A faster treatment response, as measured by time to apyrexia, was seen in the moxifloxacin group. Median times to apyrexia were 2 days for the moxifloxacin group and 3 days for the AMC ± CLA group (p = 0.008); 58.6% of patients receiving moxifloxacin were apyrexial by day 2 compared to 46.7% of the patients receiving AMC ± CLA, a statistically significant result. The more rapid onset of action noted in patients receiving moxifloxacin resulted in earlier conversion to oral therapy as demonstrated by the shorter duration of IV treatment by 0.8 days (Table 1 ). In addition, approximately half of the patients receiving moxifloxacin received only 3 days or less of the IV formulation compared to less than one fifth of the AMC ± CLA group. Over the 21-day time frame, patients receiving moxifloxacin had 0.8 days shorter hospital stay (95% CI, - 0.01 to 1.63 days).

Resource Utilization and Costs
Use of resources both within hospital and subsequent to discharge within the study period are reported in Table 1 . These units were valued from the German and French perspectives, according to the method previously described, to give the total CAP-related costs shown in Table 2 . Costs were substantially higher from the French perspective than the German, due to the higher standard unit cost of hospital stays that were reported for France. Moreover, hospital costs accounted for > 98% of the total. This, together with the shorter duration of hospital stays for the moxifloxacin group, produced the result that costs were lower for the moxifloxacin group. Treatment with moxifloxacin was less costly than the AMC ± CLA regimen by 266 (11%) and 381 (9%) in Germany and France. respectively. These differences just failed to reach statistical significance at the 95% confidence level. Resources utilized for treatment of AEs were not collected in the clinical trial and were not estimated for the economic analysis, since based on the incidence of AEs the magnitude of AE-related costs would be minor.

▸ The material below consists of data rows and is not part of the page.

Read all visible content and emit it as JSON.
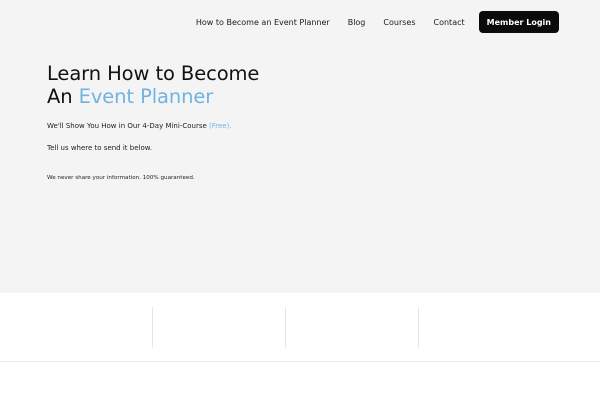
{
  "nav": {
    "links": [
      {
        "label": "How to Become an Event Planner"
      },
      {
        "label": "Blog"
      },
      {
        "label": "Courses"
      },
      {
        "label": "Contact"
      }
    ],
    "member_login": "Member Login"
  },
  "hero": {
    "headline_line1": "Learn How to Become",
    "headline_prefix": "An ",
    "headline_accent": "Event Planner",
    "subline_text": "We'll Show You How in Our 4-Day Mini-Course ",
    "subline_free": "(Free).",
    "tell_text": "Tell us where to send it below.",
    "privacy_text": "We never share your information. 100% guaranteed."
  },
  "colors": {
    "accent": "#6fb3e3",
    "hero_background": "#f4f4f4",
    "button_background": "#0b0b0b"
  }
}
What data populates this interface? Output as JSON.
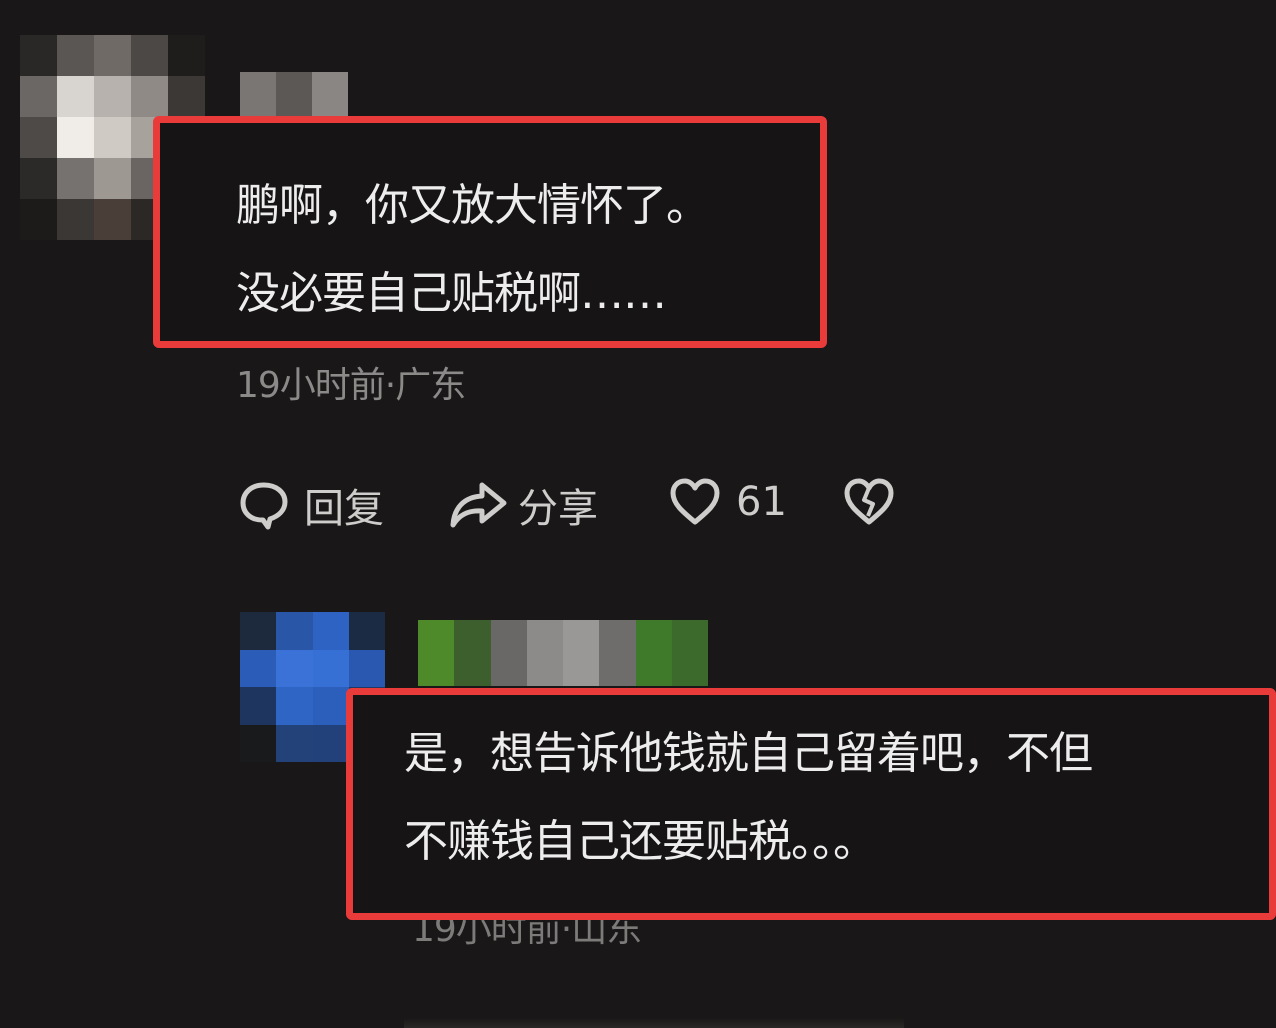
{
  "comments": [
    {
      "text_lines": [
        "鹏啊，你又放大情怀了。",
        "没必要自己贴税啊……"
      ],
      "meta": "19小时前·广东",
      "actions": {
        "reply_label": "回复",
        "share_label": "分享",
        "like_count": "61"
      }
    },
    {
      "text_lines": [
        "是，想告诉他钱就自己留着吧，不但",
        "不赚钱自己还要贴税。。。"
      ],
      "meta": "19小时前·山东"
    }
  ],
  "colors": {
    "background": "#191717",
    "highlight_border": "#ea3b3b",
    "text": "#ededed",
    "meta": "#8c8a88"
  },
  "icons": [
    "comment-bubble-icon",
    "share-arrow-icon",
    "heart-icon",
    "broken-heart-icon"
  ]
}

The above-mentioned analyses were based on the mean differences in costs and effects between moxifloxacin and AMC ± CLA observed in the TARGET trial,⁷ but take no account of their sampling distributions. It is possible that for some combinations of costs and effects within the distribution, moxifloxacin would no longer be dominant. To explore the variability inherent in the cost-effectiveness results, a bootstrapped confidence region was constructed.

Figure 1 presents the results of the bootstrap for the French analysis; the German analysis follows a similar pattern so is omitted for brevity. Individual pairs of cost and effectiveness differences between moxifloxacin and the AMC ± CLA treatment are shown on the cost-effectiveness plane as a scatter plot. The origin represents the point of zero difference in costs and effectiveness. The lower right quadrant represents the area in which moxifloxacin dominates AMC ± CLA. The clustering of points in the lower right quadrant demonstrates the very high probability of moxifloxacin being both less costly and more effective than AMC ± CLA. The mean value of the bootstrapped incremental cost-effectiveness ratios (ICERs) of - 10,019 and - 13,732 per additional patient cured for the German and French analysis, respectively, falls in this quadrant, as shown by the solid points lying in the center of the "cloud" of bootstrapped estimates. Only the first 1,000 samples have been displayed on each graph. To assist in the interpretation of the plots, a series of lines have been constructed passing through the origin, whose slopes represent possible acceptability thresholds of the maximum cost that a decision maker may be prepared to pay per additional patient cured. The proportion of points that fall below the line of the chosen acceptability criterion represents the probability that moxifloxacin is cost-effective. If the decision maker wishes to adopt the stricter criterion for cost-effectiveness that all worse clinical outcomes are to be excluded regardless of the magnitude of cost saving, then only those points falling below the threshold line that are to the right of the vertical axis would count.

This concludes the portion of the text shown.